High-performance MOF-derived polymer electrolytes with modified ionic transport for solid-state lithium metal batteries

Solid polymer electrolytes (SPEs) have been considered as promising candidates for large-scale applications in solid-state lithium metal batteries (SSLMBs) due to their flexibility, interfacial compatibility, and processability. However, their low ionic conductivity and poor resistance to dendrites limit their further commercial applications. In this study, a novel SPE (MOF-PISE) composed of 1-butyl-1-methylpyrrolidinium bis(trifluoromethylsulfonyl)imide (P14TFSI) ionic liquid and a three-dimensional nanoflower-like metal-organic framework (NiCo-MOF) is proposed to address these issues.

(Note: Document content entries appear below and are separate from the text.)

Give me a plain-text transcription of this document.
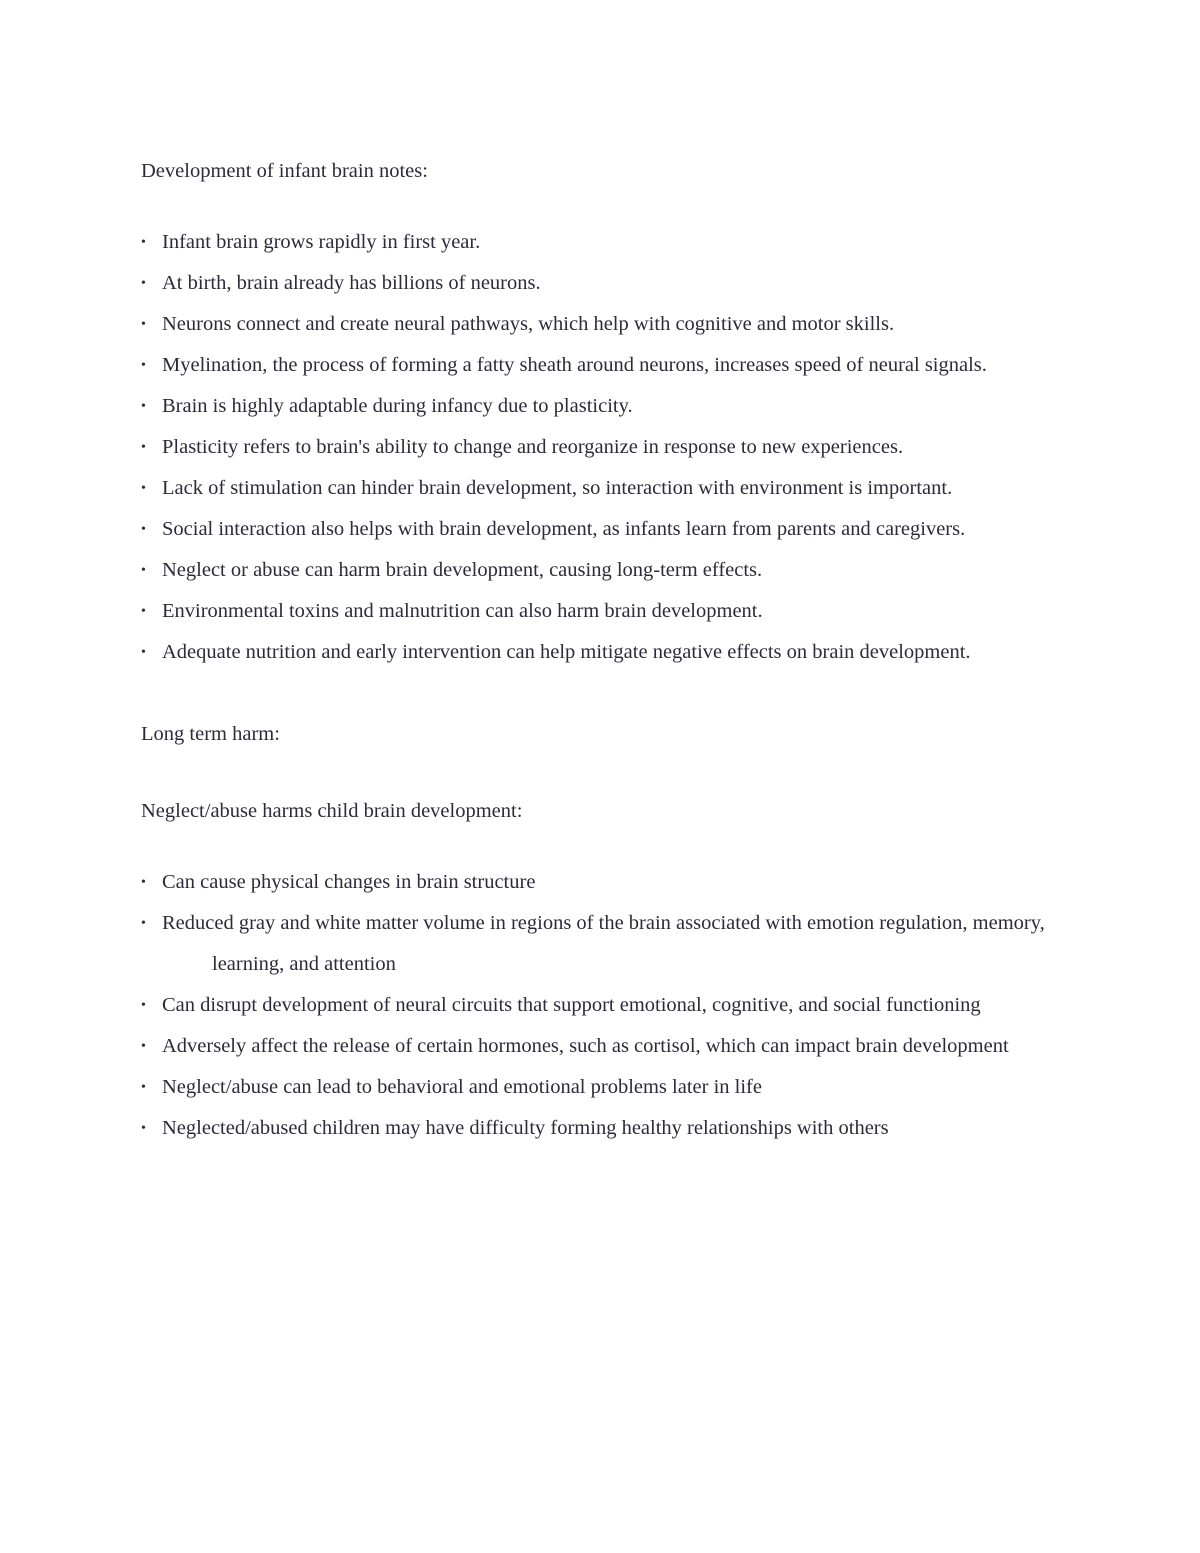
Development of infant brain notes:

• Infant brain grows rapidly in first year.
• At birth, brain already has billions of neurons.
• Neurons connect and create neural pathways, which help with cognitive and motor skills.
• Myelination, the process of forming a fatty sheath around neurons, increases speed of neural signals.
• Brain is highly adaptable during infancy due to plasticity.
• Plasticity refers to brain's ability to change and reorganize in response to new experiences.
• Lack of stimulation can hinder brain development, so interaction with environment is important.
• Social interaction also helps with brain development, as infants learn from parents and caregivers.
• Neglect or abuse can harm brain development, causing long-term effects.
• Environmental toxins and malnutrition can also harm brain development.
• Adequate nutrition and early intervention can help mitigate negative effects on brain development.

Long term harm:

Neglect/abuse harms child brain development:

• Can cause physical changes in brain structure
• Reduced gray and white matter volume in regions of the brain associated with emotion regulation, memory, learning, and attention
• Can disrupt development of neural circuits that support emotional, cognitive, and social functioning
• Adversely affect the release of certain hormones, such as cortisol, which can impact brain development
• Neglect/abuse can lead to behavioral and emotional problems later in life
• Neglected/abused children may have difficulty forming healthy relationships with others
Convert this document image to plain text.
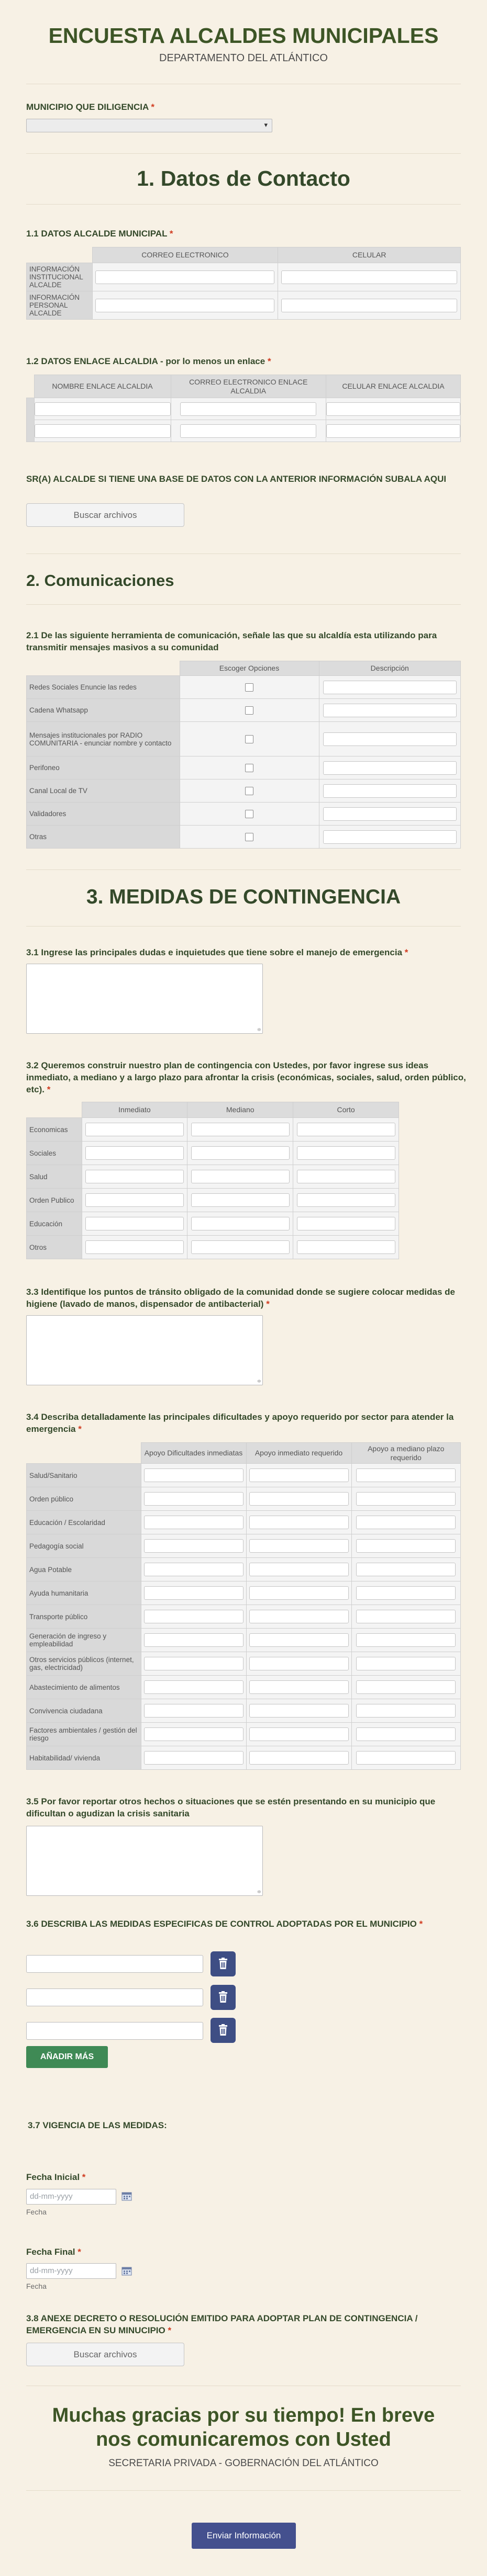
ENCUESTA ALCALDES MUNICIPALES
DEPARTAMENTO DEL ATLÁNTICO
MUNICIPIO QUE DILIGENCIA *
▾
1. Datos de Contacto
1.1 DATOS ALCALDE MUNICIPAL *
	CORREO ELECTRONICO	CELULAR
INFORMACIÓN INSTITUCIONAL ALCALDE	

INFORMACIÓN PERSONAL ALCALDE	

1.2 DATOS ENLACE ALCALDIA - por lo menos un enlace *
	NOMBRE ENLACE ALCALDIA	CORREO ELECTRONICO ENLACE ALCALDIA	CELULAR ENLACE ALCALDIA

SR(A) ALCALDE SI TIENE UNA BASE DE DATOS CON LA ANTERIOR INFORMACIÓN SUBALA AQUI
Buscar archivos
2. Comunicaciones
2.1 De las siguiente herramienta de comunicación, señale las que su alcaldía esta utilizando para transmitir mensajes masivos a su comunidad
	Escoger Opciones	Descripción
Redes Sociales Enuncie las redes		

Cadena Whatsapp		

Mensajes institucionales por RADIO COMUNITARIA - enunciar nombre y contacto		

Perifoneo		

Canal Local de TV		

Validadores		

Otras		
3. MEDIDAS DE CONTINGENCIA
3.1 Ingrese las principales dudas e inquietudes que tiene sobre el manejo de emergencia *
≑
3.2 Queremos construir nuestro plan de contingencia con Ustedes, por favor ingrese sus ideas inmediato, a mediano y a largo plazo para afrontar la crisis (económicas, sociales, salud, orden público, etc). *
	Inmediato	Mediano	Corto
Economicas	

Sociales	

Salud	

Orden Publico	

Educación	

Otros	

3.3 Identifique los puntos de tránsito obligado de la comunidad donde se sugiere colocar medidas de higiene (lavado de manos, dispensador de antibacterial) *
≑
3.4 Describa detalladamente las principales dificultades y apoyo requerido por sector para atender la emergencia *
	Apoyo Dificultades inmediatas	Apoyo inmediato requerido	Apoyo a mediano plazo requerido
Salud/Sanitario	

Orden público	

Educación / Escolaridad	

Pedagogía social	

Agua Potable	

Ayuda humanitaria	

Transporte público	

Generación de ingreso y empleabilidad	

Otros servicios públicos (internet, gas, electricidad)	

Abastecimiento de alimentos	

Convivencia ciudadana	

Factores ambientales / gestión del riesgo	

Habitabilidad/ vivienda	

3.5 Por favor reportar otros hechos o situaciones que se estén presentando en su municipio que dificultan o agudizan la crisis sanitaria
≑
3.6 DESCRIBA LAS MEDIDAS ESPECIFICAS DE CONTROL ADOPTADAS POR EL MUNICIPIO *
AÑADIR MÁS
3.7 VIGENCIA DE LAS MEDIDAS:
Fecha Inicial *
dd-mm-yyyy
Fecha
Fecha Final *
dd-mm-yyyy
Fecha
3.8 ANEXE DECRETO O RESOLUCIÓN EMITIDO PARA ADOPTAR PLAN DE CONTINGENCIA / EMERGENCIA EN SU MINUCIPIO *
Buscar archivos
Muchas gracias por su tiempo! En breve
nos comunicaremos con Usted
SECRETARIA PRIVADA - GOBERNACIÓN DEL ATLÁNTICO
Enviar Información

Under the combined impact of NiCo-MOF and P14TFSI, the crystallinity of PVDF-HFP is dramatically reduced, leading to a superior ionic conductivity of 0.68 mS cm-1 for MOF-PISE. In addition, the strong coordination between NiCo-MOF and P14TFSI greatly inhibits TFSI- anion and facilitates the migration of Li+, leading to improved Li+ transfer and enhanced Li+ transference number (tLi+, 0.49). The unique structure of NiCo-MOF endows SPE with excellent mechanical properties, greatly inhibiting the growth of dendrites. The smooth Li+ transport and dendrite inhibition properties of MOF-PISE enable it to exhibit excellent electrochemical stability in long-term cycling. Therefore, the MOF-PISE-based LiFePO4 (LFP)// Li cell demonstrates extraordinary cycling stability at room temperature (RT), with a capacity retention rate of 92.7 % after 800 cycles at 0.5C. Furthermore, the LFP/MOF-PISE/Li cell exhibits a remarkable discharge capacity of 158.5 mAh g- 1 at room temperature at 0.1C. It demonstrates an outstanding capacity of 147.9 mAh g- 1 under a high temperature of 100 degrees C at 3C, and its capacity remains 87.5 % after cycling 600 times. In addition, the scale-up LFP/MOF-PISE/Li pouch cell shows remarkable cycling stability and safety. High-voltage LiNi0.33Mn0.33Co0.33O2 (NCM111)//Li cell based on MOF-PISE also exhibits remarkable cycling and rate performance. The investigation of MOF-PISE in this study advances the research on high-performance SSLMBs.